A federal judge granted the city summary judgment, however, and the a three-judge panel of the 2nd Circuit affirmed Tuesday.
“Because New York City is the most densely populated major city in the United States, construction worksites necessarily abut, or even spill over into adjoining lots and public streets,” Chief Judge Dennis Jacobs wrote for the panel.
He added that “cranes therefore pose a unique risk to public safety in New York City.”
There were 15 instances of crane or hoisting equipment failure between 2004 and 2009, according to the ruling. Those failures injured 27 members of the general populous and 15 construction workers, and killed one passerby and eight workers.
“There is a strong presumption against preemption when states and localities ‘exercise their police powers to protect the health and safety of their citizens,'” Jacobs wrote.
New York City’s rules are written into chapter 33 of the Building Code.

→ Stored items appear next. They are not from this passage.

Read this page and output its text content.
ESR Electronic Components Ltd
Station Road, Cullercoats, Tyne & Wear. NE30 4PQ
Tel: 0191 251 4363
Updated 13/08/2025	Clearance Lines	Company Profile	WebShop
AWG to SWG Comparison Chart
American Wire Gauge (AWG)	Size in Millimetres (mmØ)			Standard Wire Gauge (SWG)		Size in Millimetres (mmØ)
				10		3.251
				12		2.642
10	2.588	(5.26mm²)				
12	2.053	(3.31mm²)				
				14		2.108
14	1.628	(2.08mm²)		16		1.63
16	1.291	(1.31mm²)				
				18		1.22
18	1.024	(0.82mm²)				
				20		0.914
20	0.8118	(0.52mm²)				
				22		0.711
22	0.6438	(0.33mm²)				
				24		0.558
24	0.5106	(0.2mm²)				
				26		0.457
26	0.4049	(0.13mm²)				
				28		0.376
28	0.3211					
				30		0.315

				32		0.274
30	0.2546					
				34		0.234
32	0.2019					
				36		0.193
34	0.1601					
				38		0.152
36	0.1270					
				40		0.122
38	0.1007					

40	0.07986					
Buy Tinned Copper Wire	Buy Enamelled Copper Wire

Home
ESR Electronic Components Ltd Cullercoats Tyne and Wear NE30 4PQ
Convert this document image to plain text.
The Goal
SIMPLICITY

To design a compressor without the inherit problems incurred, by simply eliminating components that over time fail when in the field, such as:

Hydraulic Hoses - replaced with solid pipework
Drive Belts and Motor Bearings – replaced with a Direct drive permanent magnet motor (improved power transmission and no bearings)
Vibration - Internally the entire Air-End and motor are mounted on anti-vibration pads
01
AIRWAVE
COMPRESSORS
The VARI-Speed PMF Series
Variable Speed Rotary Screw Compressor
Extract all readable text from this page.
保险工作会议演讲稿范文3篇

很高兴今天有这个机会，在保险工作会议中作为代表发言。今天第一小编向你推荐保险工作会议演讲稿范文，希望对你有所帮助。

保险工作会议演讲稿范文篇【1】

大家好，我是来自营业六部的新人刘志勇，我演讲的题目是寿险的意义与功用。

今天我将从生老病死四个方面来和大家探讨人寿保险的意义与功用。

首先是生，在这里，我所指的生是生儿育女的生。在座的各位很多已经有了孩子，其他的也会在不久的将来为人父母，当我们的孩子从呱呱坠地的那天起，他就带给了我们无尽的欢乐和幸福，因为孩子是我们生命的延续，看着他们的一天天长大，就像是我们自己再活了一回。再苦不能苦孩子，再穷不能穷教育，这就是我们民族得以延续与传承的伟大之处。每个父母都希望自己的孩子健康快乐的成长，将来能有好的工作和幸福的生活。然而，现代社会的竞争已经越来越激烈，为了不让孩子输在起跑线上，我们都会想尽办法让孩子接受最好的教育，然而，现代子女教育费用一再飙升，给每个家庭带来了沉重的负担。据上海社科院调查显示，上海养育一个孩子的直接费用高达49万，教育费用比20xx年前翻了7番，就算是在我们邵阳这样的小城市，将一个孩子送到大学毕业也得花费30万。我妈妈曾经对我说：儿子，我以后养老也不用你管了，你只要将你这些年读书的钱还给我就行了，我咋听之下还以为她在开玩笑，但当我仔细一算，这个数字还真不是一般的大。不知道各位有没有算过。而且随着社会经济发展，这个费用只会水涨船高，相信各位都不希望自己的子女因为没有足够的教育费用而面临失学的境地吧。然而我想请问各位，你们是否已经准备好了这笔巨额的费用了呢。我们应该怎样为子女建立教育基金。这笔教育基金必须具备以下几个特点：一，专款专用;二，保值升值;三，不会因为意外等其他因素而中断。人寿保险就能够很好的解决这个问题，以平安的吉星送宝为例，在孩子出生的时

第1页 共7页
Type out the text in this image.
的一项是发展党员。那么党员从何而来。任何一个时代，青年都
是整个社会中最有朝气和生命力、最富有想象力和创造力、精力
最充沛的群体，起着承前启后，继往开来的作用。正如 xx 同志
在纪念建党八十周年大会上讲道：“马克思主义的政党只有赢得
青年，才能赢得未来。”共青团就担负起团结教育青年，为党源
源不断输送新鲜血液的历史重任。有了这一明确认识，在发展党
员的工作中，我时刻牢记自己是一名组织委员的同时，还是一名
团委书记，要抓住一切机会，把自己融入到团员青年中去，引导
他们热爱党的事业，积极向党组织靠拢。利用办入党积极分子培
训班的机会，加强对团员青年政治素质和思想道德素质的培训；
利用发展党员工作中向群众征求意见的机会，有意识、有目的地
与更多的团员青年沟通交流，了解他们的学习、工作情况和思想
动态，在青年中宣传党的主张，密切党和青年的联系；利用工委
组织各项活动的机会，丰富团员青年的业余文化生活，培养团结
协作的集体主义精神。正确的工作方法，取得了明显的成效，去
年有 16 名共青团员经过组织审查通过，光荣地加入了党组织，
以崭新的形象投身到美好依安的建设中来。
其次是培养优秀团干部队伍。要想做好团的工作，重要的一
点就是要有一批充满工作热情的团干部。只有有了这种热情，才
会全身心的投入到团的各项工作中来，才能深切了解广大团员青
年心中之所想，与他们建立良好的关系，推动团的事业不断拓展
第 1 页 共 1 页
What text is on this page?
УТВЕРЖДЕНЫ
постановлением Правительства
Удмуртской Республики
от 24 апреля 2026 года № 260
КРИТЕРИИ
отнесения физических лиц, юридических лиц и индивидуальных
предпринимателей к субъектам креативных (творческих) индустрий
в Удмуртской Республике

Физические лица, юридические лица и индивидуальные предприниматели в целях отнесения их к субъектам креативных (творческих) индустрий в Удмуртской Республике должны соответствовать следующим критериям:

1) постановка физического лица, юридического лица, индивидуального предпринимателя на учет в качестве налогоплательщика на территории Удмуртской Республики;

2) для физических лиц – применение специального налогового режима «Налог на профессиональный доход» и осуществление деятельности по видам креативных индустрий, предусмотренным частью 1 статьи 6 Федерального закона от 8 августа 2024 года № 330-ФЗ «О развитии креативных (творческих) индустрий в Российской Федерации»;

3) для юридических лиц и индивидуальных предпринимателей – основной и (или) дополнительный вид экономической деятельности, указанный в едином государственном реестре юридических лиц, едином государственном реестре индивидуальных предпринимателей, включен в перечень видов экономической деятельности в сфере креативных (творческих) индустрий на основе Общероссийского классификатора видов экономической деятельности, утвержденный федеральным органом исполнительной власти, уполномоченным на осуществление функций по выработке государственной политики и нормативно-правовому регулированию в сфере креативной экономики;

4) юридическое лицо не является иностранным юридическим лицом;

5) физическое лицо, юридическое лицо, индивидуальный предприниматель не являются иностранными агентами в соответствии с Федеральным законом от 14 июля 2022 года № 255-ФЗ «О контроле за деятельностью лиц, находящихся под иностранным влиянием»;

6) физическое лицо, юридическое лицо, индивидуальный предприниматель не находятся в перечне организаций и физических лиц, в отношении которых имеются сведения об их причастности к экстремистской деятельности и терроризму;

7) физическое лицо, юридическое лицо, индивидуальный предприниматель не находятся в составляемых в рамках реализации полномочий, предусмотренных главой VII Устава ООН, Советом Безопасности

They include requiring that “only designated, specially qualified workers” operate cranes and hoisting equipment, and that companies to submit a detailed plan before tower or climber cranes are used.
“Cranes, which can be as tall as 1800 feet, and move loads as heavy as 825 tons, do not confine themselves to the property on which they are being used when they break, or worse, collapse,” Jacobs wrote. “They inevitably damage surrounding buildings and risk injuring people in their homes and on the street.”
City and state regulations like those of New York that “regulate the conduct of workers and nonworkers alike,” and “do not conflict with OSHA standards,” cannot be pre-empted by the federal rules because they have “general applicability” and are not “directed at workplace safety,” OSHA’s domain, according to the ruling.
NYC’s regulations “do not conflict with OSHA standards,” Jacobs added.
At most, they only “provide additional or supplemental requirements on some areas regulated by OSHA,” the decision states.